Margaret Thatcher following the Brighton Hotel Bombing, 1984

“Today we were unlucky. But remember, we only have to be lucky once – you will have to be lucky always.”
IRA statement on the Brighton Hotel bombing

“Where do the terrorists operate from? From the Irish Republic! Where do the terrorists return to for sanctuary? To the Irish Republic! And yet Mrs. Thatcher tells us that the Republic must have some say in our Province. We say never, never, never, never!”
Ian Paisley, 1985

“Having failed to defeat the IRA you now have capitulated and are preparing to set in motion machinery which will achieve the IRA goal – a united Ireland. We now know that you have prepared the Ulster Unionist for sacrifice on the altar of political expediency.
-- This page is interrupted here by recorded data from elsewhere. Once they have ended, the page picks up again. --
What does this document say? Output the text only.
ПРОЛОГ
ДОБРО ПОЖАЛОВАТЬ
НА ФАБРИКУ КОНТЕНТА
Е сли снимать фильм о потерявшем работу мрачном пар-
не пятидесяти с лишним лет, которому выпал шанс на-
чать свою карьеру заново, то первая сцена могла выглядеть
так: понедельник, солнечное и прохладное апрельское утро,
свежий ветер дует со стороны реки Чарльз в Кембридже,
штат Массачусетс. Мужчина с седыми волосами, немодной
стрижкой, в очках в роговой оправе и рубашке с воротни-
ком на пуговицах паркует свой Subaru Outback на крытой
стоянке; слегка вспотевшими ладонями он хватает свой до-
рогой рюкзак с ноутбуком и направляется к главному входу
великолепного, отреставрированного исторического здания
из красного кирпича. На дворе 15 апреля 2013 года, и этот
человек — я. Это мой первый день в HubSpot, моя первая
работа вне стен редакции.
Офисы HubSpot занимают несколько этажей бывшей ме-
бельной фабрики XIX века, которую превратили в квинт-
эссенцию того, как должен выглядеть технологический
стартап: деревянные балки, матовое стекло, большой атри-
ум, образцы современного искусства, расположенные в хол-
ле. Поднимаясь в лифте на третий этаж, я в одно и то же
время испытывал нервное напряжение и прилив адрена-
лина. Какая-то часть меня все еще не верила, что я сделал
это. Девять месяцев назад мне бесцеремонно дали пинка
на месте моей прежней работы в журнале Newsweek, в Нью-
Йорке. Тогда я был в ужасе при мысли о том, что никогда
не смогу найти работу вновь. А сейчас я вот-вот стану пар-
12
They are to be the sacrificial lambs to appease the Dublin wolves. You can build your altar. You can use bent and corrupted law to ignite its fire. You can prepare to stifle truth with a propaganda of lies… but you can never break the spirit of Ulster Unionism.”
Ian Paisley to Margaret Thatcher on the Anglo-Irish Agreement, 1985

“We saw the coming together of Dublin and London, and this proved London could be shifted. The fact that Britain moved unilaterally was pivotal. They hit the Unionists a kick in the balls, saying to them ‘We’ve tried to work with you but that failed’. That didn’t go unrecorded in Republicanism.”
A Sinn Fein leader on the Anglo-Irish Agreement, 1985

“South Down… I spent all my holidays as a boy in that area. But then the IRA burned down my father’s house and I no longer had the privilege of spending my holidays there. I have been back many times since, however, and at the first meeting I attended there I mentioned that incident. I said to the people, “I’m sorry you burned down my home, otherwise you’d have seen more of me.” A little old lady at the back shouted out, “It’s a terrible shame.”
Ian Paisley

“Republicanism and Republicans are not geared for a long war and that’s why in the past IRA campaigns have probably lasted six years maximum… What happens is because we’re so small in number, people are killed, people go to prison, families become burnt out, so the moment has to call a halt because resources dry out.”
Marian Price, Real IRA member

“We cannot have justice and peace in Northern Ireland, because we do not have a society capable of upholding them.”
Gerry Adams, 1986

“I was sanguine about our role and justifiably proud of the impact we made… Yes, we were ‘at war’ with the terrorists, but were also realistic enough to realise that this war was not going to be won on the streets… a satisfactory political situation was the only way out of it, what had become in the mid-1980s a ‘no win’ situation for both sides.”
Mike Dent, British colonel

“It should be recognised that the Army did not ‘win’ in any recognisable way, rather than achieved its desired end-state, which allowed a political process to be established without unacceptable levels of intimidation. Security force operations suppressed the level of violence to a level which the population could live with, and with which the RUC and later the PSNI could cope.”